Deux points positifs, tout de même
: une reconnaissance que la sur-protection du locataire fait fuir les
bailleurs, et une nécessité de mettre de l'ordre dans la
foultitude de dispositifs d'aide au logement, coûtant au total 34
milliards d'Euros.
Ce sont des sujets que j'ai abondamment
traités par ailleurs, soit dans la rubrique subprimes,
soit dans la rubrique logement
de ce blog, soit sur "crise
publique". Je n'y reviendrai pas, et me concentrerai sur les
questions relatives à l'introduction du prêt hypothécaire
tel que le CAE le propose.
Un prêt hypothécaire hybride
Le résumé propose
clairement la création d'un modèle d'attribution de prêts
fondés, je cite, sur "un
modèle hybride, dans lequel seraient prises en compte la
solvabilité de l'emprunteur mais aussi la valeur du bien acquis mis en
gage". Il s'agit donc clairement de déconnecter au moins
partiellement l'accord de prêt de la capacité de rembourser du
débiteur.
Premier problème: sur un
marché propice à la formation de bulles comme l'est le
marché Français, il est impossible d'estimer de façon
fiable la valeur du bien acquis sur toute la durée du prêt :
celle ci comporte une part variable de surévaluation totalement
artificielle liée à la
présence de lois de restrictions foncières plus ou moins
sévères. De fait, la valeur réelle de
revente du bien acquis, très volatile, peut se trouver
déconnectée à la baisse de la valeur d'achat, ayant
servi à déterminer le niveau d'endettement de l'emprunteur...

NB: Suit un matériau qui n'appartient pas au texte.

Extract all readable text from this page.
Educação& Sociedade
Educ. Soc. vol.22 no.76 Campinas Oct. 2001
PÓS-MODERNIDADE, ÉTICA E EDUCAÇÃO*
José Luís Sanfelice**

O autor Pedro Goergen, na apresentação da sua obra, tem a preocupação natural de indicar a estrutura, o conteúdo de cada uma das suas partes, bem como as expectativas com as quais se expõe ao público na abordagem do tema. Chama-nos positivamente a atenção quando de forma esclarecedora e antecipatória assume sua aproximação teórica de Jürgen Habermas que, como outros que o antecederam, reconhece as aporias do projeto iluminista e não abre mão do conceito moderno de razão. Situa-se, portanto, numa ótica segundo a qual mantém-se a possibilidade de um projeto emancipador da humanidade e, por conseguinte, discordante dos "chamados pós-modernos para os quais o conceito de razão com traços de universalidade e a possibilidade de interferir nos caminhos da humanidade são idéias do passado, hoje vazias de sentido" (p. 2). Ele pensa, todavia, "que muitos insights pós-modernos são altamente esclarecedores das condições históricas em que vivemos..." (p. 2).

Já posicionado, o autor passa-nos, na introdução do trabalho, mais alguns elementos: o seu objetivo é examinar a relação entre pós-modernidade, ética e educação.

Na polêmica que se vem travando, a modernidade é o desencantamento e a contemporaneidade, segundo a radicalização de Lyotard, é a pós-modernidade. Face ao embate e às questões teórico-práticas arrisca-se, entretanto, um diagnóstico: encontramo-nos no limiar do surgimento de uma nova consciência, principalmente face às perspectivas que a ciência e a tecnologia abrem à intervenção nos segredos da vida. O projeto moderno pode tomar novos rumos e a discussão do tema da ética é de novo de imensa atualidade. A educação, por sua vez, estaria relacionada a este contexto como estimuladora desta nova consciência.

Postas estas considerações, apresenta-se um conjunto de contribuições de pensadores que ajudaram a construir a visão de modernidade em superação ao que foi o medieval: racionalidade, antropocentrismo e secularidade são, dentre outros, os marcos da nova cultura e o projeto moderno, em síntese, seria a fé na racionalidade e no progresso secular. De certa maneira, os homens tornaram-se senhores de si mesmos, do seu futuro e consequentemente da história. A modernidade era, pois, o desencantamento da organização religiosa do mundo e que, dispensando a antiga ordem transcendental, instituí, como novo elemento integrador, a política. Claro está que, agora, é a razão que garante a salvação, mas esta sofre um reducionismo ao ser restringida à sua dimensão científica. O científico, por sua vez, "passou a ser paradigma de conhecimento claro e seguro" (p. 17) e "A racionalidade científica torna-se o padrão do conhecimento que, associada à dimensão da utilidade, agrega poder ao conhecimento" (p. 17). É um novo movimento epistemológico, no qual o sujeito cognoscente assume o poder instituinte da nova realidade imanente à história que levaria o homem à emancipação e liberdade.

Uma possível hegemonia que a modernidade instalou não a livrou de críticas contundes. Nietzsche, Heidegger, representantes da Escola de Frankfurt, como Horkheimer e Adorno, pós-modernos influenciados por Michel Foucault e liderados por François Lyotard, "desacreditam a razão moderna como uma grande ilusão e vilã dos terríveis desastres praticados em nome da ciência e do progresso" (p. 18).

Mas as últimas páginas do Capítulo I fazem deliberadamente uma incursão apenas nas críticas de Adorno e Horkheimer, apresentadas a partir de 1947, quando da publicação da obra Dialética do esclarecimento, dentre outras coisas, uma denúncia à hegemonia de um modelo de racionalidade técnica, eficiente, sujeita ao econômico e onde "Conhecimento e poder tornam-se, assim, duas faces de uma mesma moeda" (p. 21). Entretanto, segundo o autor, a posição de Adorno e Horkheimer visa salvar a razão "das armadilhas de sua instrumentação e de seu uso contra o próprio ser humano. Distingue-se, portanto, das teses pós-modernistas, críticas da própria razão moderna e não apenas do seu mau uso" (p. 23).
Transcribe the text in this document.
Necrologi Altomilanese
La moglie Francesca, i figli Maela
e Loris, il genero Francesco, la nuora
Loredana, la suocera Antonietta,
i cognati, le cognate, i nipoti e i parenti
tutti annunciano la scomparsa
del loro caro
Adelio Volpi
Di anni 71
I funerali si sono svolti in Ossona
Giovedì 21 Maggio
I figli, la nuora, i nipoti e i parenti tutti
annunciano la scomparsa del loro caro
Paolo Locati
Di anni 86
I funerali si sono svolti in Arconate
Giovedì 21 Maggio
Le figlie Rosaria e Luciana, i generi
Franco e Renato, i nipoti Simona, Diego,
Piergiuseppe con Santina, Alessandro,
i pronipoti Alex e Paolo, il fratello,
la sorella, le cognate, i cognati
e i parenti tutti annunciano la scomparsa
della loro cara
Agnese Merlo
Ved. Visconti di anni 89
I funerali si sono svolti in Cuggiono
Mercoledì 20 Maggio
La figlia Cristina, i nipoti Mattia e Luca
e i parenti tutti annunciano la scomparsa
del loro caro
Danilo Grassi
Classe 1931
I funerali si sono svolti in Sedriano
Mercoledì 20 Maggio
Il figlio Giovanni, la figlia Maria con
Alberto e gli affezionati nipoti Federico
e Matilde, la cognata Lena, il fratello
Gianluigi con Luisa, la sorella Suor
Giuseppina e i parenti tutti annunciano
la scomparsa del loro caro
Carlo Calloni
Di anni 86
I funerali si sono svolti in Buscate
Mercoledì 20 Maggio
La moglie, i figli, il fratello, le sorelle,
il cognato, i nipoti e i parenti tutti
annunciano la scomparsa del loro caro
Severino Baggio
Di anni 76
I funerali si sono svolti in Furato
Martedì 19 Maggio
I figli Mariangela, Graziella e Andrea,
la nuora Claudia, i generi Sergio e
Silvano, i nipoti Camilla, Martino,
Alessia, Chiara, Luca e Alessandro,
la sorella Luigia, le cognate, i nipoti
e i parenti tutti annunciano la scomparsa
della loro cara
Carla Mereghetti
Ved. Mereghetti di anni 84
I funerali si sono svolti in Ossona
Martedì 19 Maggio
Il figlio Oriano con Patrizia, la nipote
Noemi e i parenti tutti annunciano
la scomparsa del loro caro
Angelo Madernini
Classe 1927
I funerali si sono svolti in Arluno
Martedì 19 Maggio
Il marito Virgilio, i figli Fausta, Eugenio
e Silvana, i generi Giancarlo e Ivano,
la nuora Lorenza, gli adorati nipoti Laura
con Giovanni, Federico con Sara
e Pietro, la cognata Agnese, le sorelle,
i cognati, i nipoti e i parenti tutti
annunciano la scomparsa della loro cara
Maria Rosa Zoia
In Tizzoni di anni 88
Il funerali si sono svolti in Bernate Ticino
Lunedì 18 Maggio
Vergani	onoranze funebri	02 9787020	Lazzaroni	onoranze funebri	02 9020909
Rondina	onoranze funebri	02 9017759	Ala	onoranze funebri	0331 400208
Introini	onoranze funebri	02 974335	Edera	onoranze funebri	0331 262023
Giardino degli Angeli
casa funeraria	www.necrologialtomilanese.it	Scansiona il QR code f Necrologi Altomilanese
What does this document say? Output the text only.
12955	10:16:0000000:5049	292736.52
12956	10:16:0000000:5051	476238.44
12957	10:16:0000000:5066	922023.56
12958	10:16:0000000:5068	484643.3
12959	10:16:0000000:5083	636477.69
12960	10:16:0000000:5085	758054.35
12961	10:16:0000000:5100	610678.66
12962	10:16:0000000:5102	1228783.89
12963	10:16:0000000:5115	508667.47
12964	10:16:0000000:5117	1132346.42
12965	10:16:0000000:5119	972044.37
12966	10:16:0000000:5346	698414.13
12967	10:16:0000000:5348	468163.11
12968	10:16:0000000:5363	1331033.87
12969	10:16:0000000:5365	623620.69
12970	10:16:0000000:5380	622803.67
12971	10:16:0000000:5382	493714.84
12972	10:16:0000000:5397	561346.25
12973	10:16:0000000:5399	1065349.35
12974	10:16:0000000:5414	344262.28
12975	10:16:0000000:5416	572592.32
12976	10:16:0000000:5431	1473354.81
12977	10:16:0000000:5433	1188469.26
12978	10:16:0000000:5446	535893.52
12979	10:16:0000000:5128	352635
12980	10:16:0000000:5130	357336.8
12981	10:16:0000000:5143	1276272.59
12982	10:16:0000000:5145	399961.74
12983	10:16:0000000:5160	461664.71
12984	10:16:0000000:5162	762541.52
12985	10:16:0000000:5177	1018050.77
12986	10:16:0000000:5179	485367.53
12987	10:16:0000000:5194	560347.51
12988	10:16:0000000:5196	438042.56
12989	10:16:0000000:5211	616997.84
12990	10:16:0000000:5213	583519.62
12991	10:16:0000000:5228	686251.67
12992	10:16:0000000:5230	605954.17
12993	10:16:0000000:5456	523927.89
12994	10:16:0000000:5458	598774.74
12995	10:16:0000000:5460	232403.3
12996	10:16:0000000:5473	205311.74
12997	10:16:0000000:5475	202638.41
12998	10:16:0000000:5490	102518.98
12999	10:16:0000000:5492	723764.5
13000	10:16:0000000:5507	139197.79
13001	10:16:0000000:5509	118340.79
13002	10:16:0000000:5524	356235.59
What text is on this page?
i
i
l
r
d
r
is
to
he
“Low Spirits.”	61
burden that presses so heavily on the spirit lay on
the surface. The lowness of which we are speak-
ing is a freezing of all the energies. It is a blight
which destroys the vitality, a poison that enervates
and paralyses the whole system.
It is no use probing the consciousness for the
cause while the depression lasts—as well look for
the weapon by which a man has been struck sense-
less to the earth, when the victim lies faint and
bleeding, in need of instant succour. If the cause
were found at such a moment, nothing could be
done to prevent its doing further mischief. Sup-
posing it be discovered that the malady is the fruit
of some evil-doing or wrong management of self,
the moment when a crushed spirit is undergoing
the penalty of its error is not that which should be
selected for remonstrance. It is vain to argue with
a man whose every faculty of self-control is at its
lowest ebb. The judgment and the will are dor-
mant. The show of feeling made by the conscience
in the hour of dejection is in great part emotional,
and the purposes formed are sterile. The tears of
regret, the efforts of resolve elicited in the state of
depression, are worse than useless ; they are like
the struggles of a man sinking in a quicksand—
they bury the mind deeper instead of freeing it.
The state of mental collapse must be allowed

C'est cette propension des marchés
"bullaires" (une moitié des USA, Grande
Bretagne, France...)
à empêcher une saine évaluation du montant de
l'hypothèque qui conduit aujourd'hui des milliers de ménages
à la banqueroute, la revente de leur bien ne couvrant pas le capital
restant dû. On note d'ailleurs aux USA une moindre évolution du
nombre de faillites sur les marchés "non bullaires" tels que
ceux d'une partie de la Middle America, cf. exemples ci dessous :
Rappel : la Californie
oblige depuis 1970 ses agglomérations à recourir à des
réglementations du sol contraignantes (et qu'elle va renforcer) connues sous le nom de
"smart growth policies", dont les
effets néfastes ont été longuement développés
sur le blog de mon livre (pub !). Au Texas, ces
régulations sont prohibées par l'état, au nom du respect
du droit de propriété. Les bulles immobilières ne
peuvent pas s'y former.
Création d'un French Freddie Mac !
Le résumé propose la
création d'une garantie du FGAS (Fond de Garantie de l'Accession
Sociale) sur les prêts hypothécaires proposés pose au
système financier. Les auteurs du résumé
prétendent éviter les erreurs commises aux USA. Mais ils
admettent implicitement que pour que le modèle du prêt
hypothécaire fonctionne, il faut donner une "carotte" aux
prêteurs. Cette carotte serait une garantie d'un organisme public,
permettant de refinancer les prêts à des taux plus faibles,
augmentant les "spreads" (écart de taux) sur lesquelles les
banques s'assurent contre d'éventuelles défaillances.
En outre, le rapport estime que le développement des techniques
de titrisation des prêts permettant de "pooler" des
créances de fiabilités diverses est indispensable pour
développer l'offre de crédit hypothécaire en France.
Mais la situation actuelle montre qu'une titrisation mélangeant des
créances de sûreté variable aboutit à jeter le
doute sur l'ensemble des titres ainsi créés, même si
seulement une fraction des prêts collatéraux est
déficiente. L'on ne voit guère comment les techniques de
titrisation créées à la suite des recommandations du CAE
pourraient échapper à ce travers.
Bref, le CAE n'a visiblement rien compris
des mécanismes qui ont d'une part provoqué la
faillite de Fannie Mae (FNMA) et Freddie Mac (FHLMC), puisqu'il
veut faire jouer au FGAS (phonétiquement, "Fergie Ass"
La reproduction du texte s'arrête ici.